In their case, it’s not economically viable. In fact, hosting the Olympics isn’t economically viable for any country anymore.

Rio de Janiero, fresh off of hosting the World Cup, is set to host the 2016 Summer Olympics, and is hard at work with preparations. Rio will be using many of the same investments it made for the World Cup to help offset their costs a bit, but Brazil is still expected to spend $16 billion to host the 2016 Games, according to the Financial Times.

Of course, this comes at the expense of the poor populating Rio, which became readily apparent during the World Cup.
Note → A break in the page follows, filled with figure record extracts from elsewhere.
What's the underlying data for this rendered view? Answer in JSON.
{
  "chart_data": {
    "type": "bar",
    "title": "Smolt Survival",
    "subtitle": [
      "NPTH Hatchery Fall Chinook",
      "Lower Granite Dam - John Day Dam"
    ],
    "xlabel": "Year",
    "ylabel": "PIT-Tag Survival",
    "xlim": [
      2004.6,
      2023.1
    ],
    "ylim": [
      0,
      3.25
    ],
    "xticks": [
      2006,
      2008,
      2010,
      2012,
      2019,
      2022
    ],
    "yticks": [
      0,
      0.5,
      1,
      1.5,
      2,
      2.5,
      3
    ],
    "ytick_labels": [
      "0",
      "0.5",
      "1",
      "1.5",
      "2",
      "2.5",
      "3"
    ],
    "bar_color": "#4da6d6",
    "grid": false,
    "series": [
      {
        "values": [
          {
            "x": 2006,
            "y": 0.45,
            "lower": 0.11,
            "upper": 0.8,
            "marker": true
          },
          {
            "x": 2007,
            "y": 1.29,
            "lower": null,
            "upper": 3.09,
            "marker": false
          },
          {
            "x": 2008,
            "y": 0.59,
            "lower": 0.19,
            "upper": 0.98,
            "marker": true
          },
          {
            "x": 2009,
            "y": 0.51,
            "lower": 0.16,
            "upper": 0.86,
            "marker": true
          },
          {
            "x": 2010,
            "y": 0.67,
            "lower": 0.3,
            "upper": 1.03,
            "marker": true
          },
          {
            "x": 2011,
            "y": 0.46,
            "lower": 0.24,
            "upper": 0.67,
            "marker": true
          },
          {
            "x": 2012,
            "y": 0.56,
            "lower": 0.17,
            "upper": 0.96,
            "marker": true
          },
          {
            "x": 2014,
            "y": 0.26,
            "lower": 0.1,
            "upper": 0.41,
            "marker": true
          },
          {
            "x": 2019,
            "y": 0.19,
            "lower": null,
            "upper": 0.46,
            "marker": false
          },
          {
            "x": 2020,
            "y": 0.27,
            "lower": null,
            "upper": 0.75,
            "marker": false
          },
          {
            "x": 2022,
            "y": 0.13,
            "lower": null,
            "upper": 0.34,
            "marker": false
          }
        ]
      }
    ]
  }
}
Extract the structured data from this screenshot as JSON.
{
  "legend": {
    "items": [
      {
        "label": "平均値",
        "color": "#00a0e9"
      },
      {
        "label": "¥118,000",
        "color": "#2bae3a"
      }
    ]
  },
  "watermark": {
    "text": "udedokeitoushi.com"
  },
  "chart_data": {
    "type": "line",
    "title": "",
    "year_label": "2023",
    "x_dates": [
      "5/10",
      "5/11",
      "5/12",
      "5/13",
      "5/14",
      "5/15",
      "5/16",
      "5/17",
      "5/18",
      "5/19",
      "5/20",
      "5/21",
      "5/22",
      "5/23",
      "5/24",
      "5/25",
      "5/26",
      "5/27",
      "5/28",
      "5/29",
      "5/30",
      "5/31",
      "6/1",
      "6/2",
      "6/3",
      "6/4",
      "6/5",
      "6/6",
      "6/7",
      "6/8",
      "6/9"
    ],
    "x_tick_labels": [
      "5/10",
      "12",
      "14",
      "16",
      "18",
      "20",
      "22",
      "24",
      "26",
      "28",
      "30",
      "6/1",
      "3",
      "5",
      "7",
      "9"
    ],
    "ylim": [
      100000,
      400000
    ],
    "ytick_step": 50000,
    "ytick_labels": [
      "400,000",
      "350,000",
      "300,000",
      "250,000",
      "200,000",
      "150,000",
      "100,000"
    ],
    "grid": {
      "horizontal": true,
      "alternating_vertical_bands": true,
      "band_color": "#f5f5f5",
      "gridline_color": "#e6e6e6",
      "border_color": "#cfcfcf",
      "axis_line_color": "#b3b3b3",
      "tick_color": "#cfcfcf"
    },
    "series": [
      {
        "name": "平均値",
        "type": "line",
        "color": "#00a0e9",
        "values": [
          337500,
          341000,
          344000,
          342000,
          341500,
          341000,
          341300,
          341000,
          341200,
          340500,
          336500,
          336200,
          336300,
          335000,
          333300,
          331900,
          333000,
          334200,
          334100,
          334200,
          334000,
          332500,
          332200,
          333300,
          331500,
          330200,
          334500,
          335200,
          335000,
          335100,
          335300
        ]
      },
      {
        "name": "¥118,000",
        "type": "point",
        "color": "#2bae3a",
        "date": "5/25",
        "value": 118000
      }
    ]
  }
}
Costs for the 2016 Games are expected to come from the private sector, but we will need to wait and see how things play out with about a year and a half to go before the torches are lit. Some people are already starting to see the problems coming down the road as the world’s attention shifts back to Rio for 2016, including Rafael Alcadipani, a professor at the Getulio Vargas Foundation.

“Just as Brazil’s attention turns to the Olympics, all the scandals and the full cost of the World Cup will start to become public,” he told the Financial Times. “There will already be revulsion over how much was spent on the stadiums and we will have to spend more on the Olympics, so it could be an even more difficult situation.”

As if to summarize the feelings of Norway, Sweden and almost every other nation on Earth, Alcadipani says that hosting the Olympics is just simply not a good idea anymore. “Hosting this type of mega event just doesn’t make much sense any more,” he said.

What does that mean for Boston? Perhaps that the city should seriously reconsider its bid. Of course, it’s not a foregone certainty that the Olympics will actually be held there in 2024, but the list is being narrowed down. Without a doubt, the Olympics bring some positives to the table by infusing the local economy with short-term employment opportunities and an influx of foreign cash, not to mention displaying the city on stage for the whole world to see. But looking at the big picture, it seems that the Olympics may be more of an expenditure and hassle than an economic opportunity to be seized.